Evaluation of sandwich panels with various polyurethane foam-cores and ribs
Introduction
The majority of highway bridge decks are constructed with steel-reinforced concrete. The life-span of such materials can be significantly reduced by environmental conditions combined with wear from traffic, de-icing chemicals, and insufficient maintenance. As a result, transportation agencies have been endeavored to find new cost-effective, reliable construction materials. Fiber reinforced polymer (FRP) has shown great promise in eliminating corrosion concerns while also achieving a longer life-span with minimal maintenance [1]. FRP has been used for columns [2], [3], [4], beams [5], [6], and panels [7], [8], [9], [10]. FRP sandwich panels have many advantages, such as high flexural stiffness, strength, and environmental resistance, as well as reduced weight and life cycle cost. Using FRP deck panels should also contribute to accelerated bridge construction. These advantages make FRP sandwich panels an excellent candidate for construction of bridge decks.
Sandwich panels are often composed of two thin facings that are bonded to a much thicker core. The facings are typically made of high strength and stiffness material. The core usually consists of a rigid-foam, which has a low to moderate strength and stiffness [11]. However, the core design is industry-related. The facings are largely responsible for carrying flexural loads while the core provides shear capacity and integrity of the structure [12]. Many alternative forms of sandwich panels can be accomplished by combing different facings and core materials combined with varying geometries. As a result, optimum designs can be produced for specific applications [11].

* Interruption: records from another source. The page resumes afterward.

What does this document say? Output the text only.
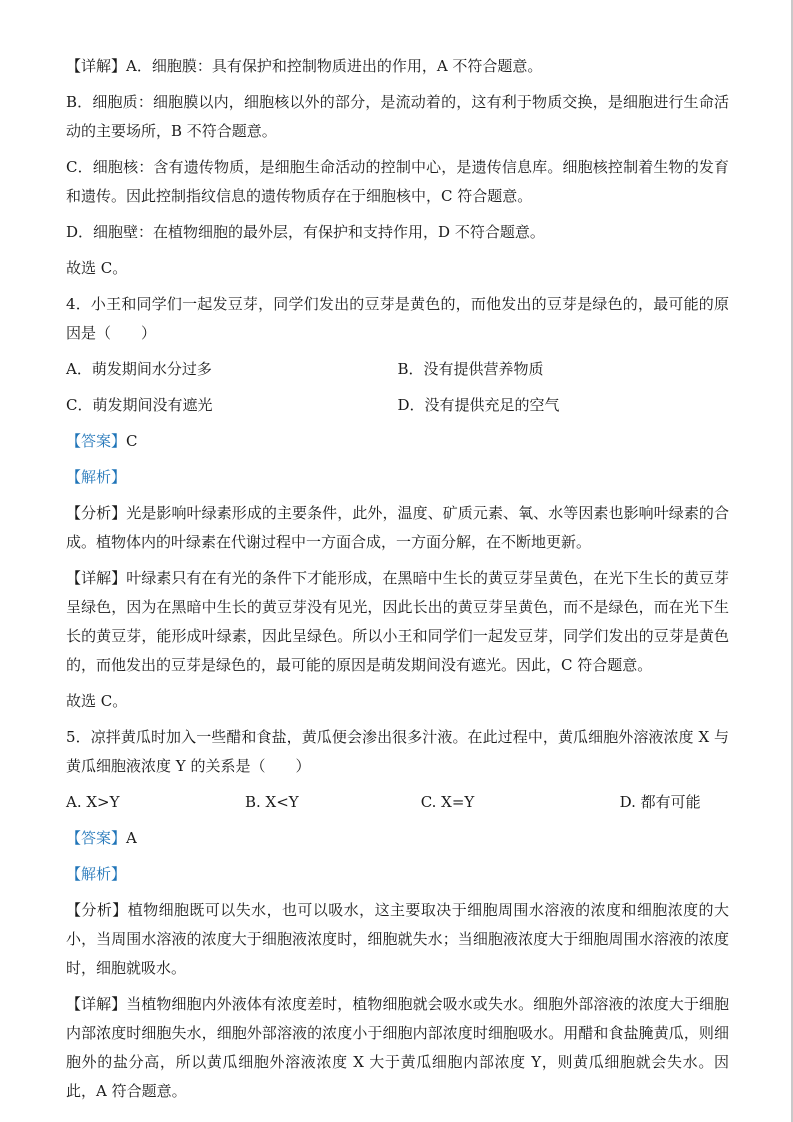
【详解】A．细胞膜：具有保护和控制物质进出的作用，A 不符合题意。

B．细胞质：细胞膜以内，细胞核以外的部分，是流动着的，这有利于物质交换，是细胞进行生命活动的主要场所，B 不符合题意。

C．细胞核：含有遗传物质，是细胞生命活动的控制中心，是遗传信息库。细胞核控制着生物的发育和遗传。因此控制指纹信息的遗传物质存在于细胞核中，C 符合题意。

D．细胞壁：在植物细胞的最外层，有保护和支持作用，D 不符合题意。

故选 C。

4．小王和同学们一起发豆芽，同学们发出的豆芽是黄色的，而他发出的豆芽是绿色的，最可能的原因是（　　）

A．萌发期间水分过多	B．没有提供营养物质
C．萌发期间没有遮光	D．没有提供充足的空气

【答案】C

【解析】

【分析】光是影响叶绿素形成的主要条件，此外，温度、矿质元素、氧、水等因素也影响叶绿素的合成。植物体内的叶绿素在代谢过程中一方面合成，一方面分解，在不断地更新。

【详解】叶绿素只有在有光的条件下才能形成，在黑暗中生长的黄豆芽呈黄色，在光下生长的黄豆芽呈绿色，因为在黑暗中生长的黄豆芽没有见光，因此长出的黄豆芽呈黄色，而不是绿色，而在光下生长的黄豆芽，能形成叶绿素，因此呈绿色。所以小王和同学们一起发豆芽，同学们发出的豆芽是黄色的，而他发出的豆芽是绿色的，最可能的原因是萌发期间没有遮光。因此，C 符合题意。

故选 C。

5．凉拌黄瓜时加入一些醋和食盐，黄瓜便会渗出很多汁液。在此过程中，黄瓜细胞外溶液浓度 X 与黄瓜细胞液浓度 Y 的关系是（　　）

A. X>Y	B. X<Y	C. X=Y	D. 都有可能

【答案】A

【解析】

【分析】植物细胞既可以失水，也可以吸水，这主要取决于细胞周围水溶液的浓度和细胞浓度的大小，当周围水溶液的浓度大于细胞液浓度时，细胞就失水；当细胞液浓度大于细胞周围水溶液的浓度时，细胞就吸水。

【详解】当植物细胞内外液体有浓度差时，植物细胞就会吸水或失水。细胞外部溶液的浓度大于细胞内部浓度时细胞失水，细胞外部溶液的浓度小于细胞内部浓度时细胞吸水。用醋和食盐腌黄瓜，则细胞外的盐分高，所以黄瓜细胞外溶液浓度 X 大于黄瓜细胞内部浓度 Y，则黄瓜细胞就会失水。因此，A 符合题意。
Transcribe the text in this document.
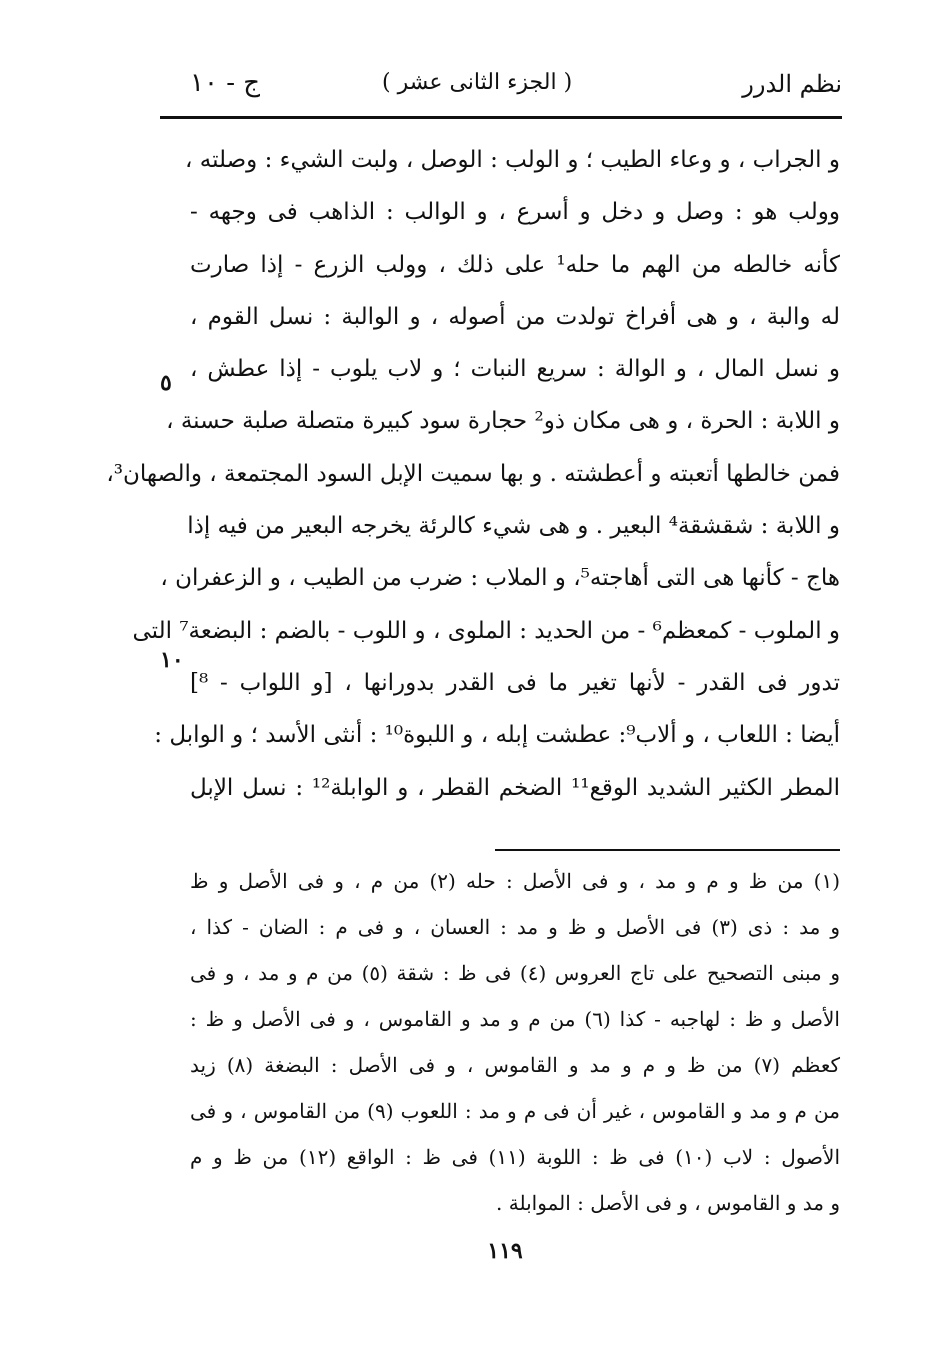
نظم الدرر
( الجزء الثانى عشر )
ج - ١٠
و الجراب ، و وعاء الطيب ؛ و الولب : الوصل ، ولبت الشيء : وصلته ،
وولب هو : وصل و دخل و أسرع ، و الوالب : الذاهب فى وجهه -
كأنه خالطه من الهم ما حله¹ على ذلك ، وولب الزرع - إذا صارت
له والبة ، و هى أفراخ تولدت من أصوله ، و الوالبة : نسل القوم ،
و نسل المال ، و الوالة : سريع النبات ؛ و لاب يلوب - إذا عطش ،
و اللابة : الحرة ، و هى مكان ذو² حجارة سود كبيرة متصلة صلبة حسنة ،
فمن خالطها أتعبته و أعطشته . و بها سميت الإبل السود المجتمعة ، والصهان³،
و اللابة : شقشقة⁴ البعير . و هى شيء كالرئة يخرجه البعير من فيه إذا
هاج - كأنها هى التى أهاجته⁵، و الملاب : ضرب من الطيب ، و الزعفران ،
و الملوب - كمعظم⁶ - من الحديد : الملوى ، و اللوب - بالضم : البضعة⁷ التى
تدور فى القدر - لأنها تغير ما فى القدر بدورانها ، [و اللواب - ⁸]
أيضا : اللعاب ، و ألاب⁹: عطشت إبله ، و اللبوة¹⁰ : أنثى الأسد ؛ و الوابل :
المطر الكثير الشديد الوقع¹¹ الضخم القطر ، و الوابلة¹² : نسل الإبل
٥
١٠
(١) من ظ و م و مد ، و فى الأصل : حله (٢) من م ، و فى الأصل و ظ
و مد : ذى (٣) فى الأصل و ظ و مد : العسان ، و فى م : الضان - كذا ،
و مبنى التصحيح على تاج العروس (٤) فى ظ : شقة (٥) من م و مد ، و فى
الأصل و ظ : لهاجبه - كذا (٦) من م و مد و القاموس ، و فى الأصل و ظ :
كعظم (٧) من ظ و م و مد و القاموس ، و فى الأصل : البضغة (٨) زيد
من م و مد و القاموس ، غير أن فى م و مد : اللعوب (٩) من القاموس ، و فى
الأصول : لاب (١٠) فى ظ : اللوبة (١١) فى ظ : الواقع (١٢) من ظ و م
و مد و القاموس ، و فى الأصل : الموابلة .
١١٩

Researchers and manufacturers have developed many FRP bridge deck designs with honeycomb and cellular cores made of E-glass reinforced polyester or vinyl ester resin. These designs have primarily been manufactured using filament winding, hand lay-up, and pultrusion methods [13]. A honeycomb core is one of the famous cores that being used in sandwich panels, implemented in bridge decks [8], [14], [15], [16], [17], [18], [19], [20]. The honeycomb core consists of sinusoidal wave corrugations and straight components sandwiched between the facings. Testing showed that this type of panels is effective in providing high mechanical performance for minimum unit weight [14], [19].
Researchers have proposed alternative forms for sandwich panels. Potluri et al. [21] proposed a conventional sandwich panel where the top and bottom facings were separated by a foam core. In their study, they introduced FRP stitches to improve the foam core performance. The stitches were used also to prevent core-to-facing debonding. It was found that both static and fatigue structural behavior can be improved by stitching together the top and bottom facings. Hassan et al. and Reis and Rizkalla [22], [23] proposed an alternative system for FRP bridge decks. The proposed panel used three-dimensional fibers (stitches through foam cores) to connect the top and bottom GFRP facings. They observed that the delamination concerns were overcome. In addition, the fiber reinforced stitches increased significantly the core shear modulus. Dawood et al. [24] studied the fatigue behavior of sandwich panels with flexible and stiff cores. They found that the panels with flexible cores exhibit less degradation than those with stiffer cores due to the higher induced shear stresses at the same level of applied shear strain. Zureick [25] used finite element analysis to study different cross-sections of simply supported FRP decks. This study compared four different cross-sections, concluding that the box shaped and V shaped cores behaved much better than the other sections. Although the results from these studies provided a noteworthy understanding of FRP sandwich panel's behavior, most of these results cannot be extrapolated to other products.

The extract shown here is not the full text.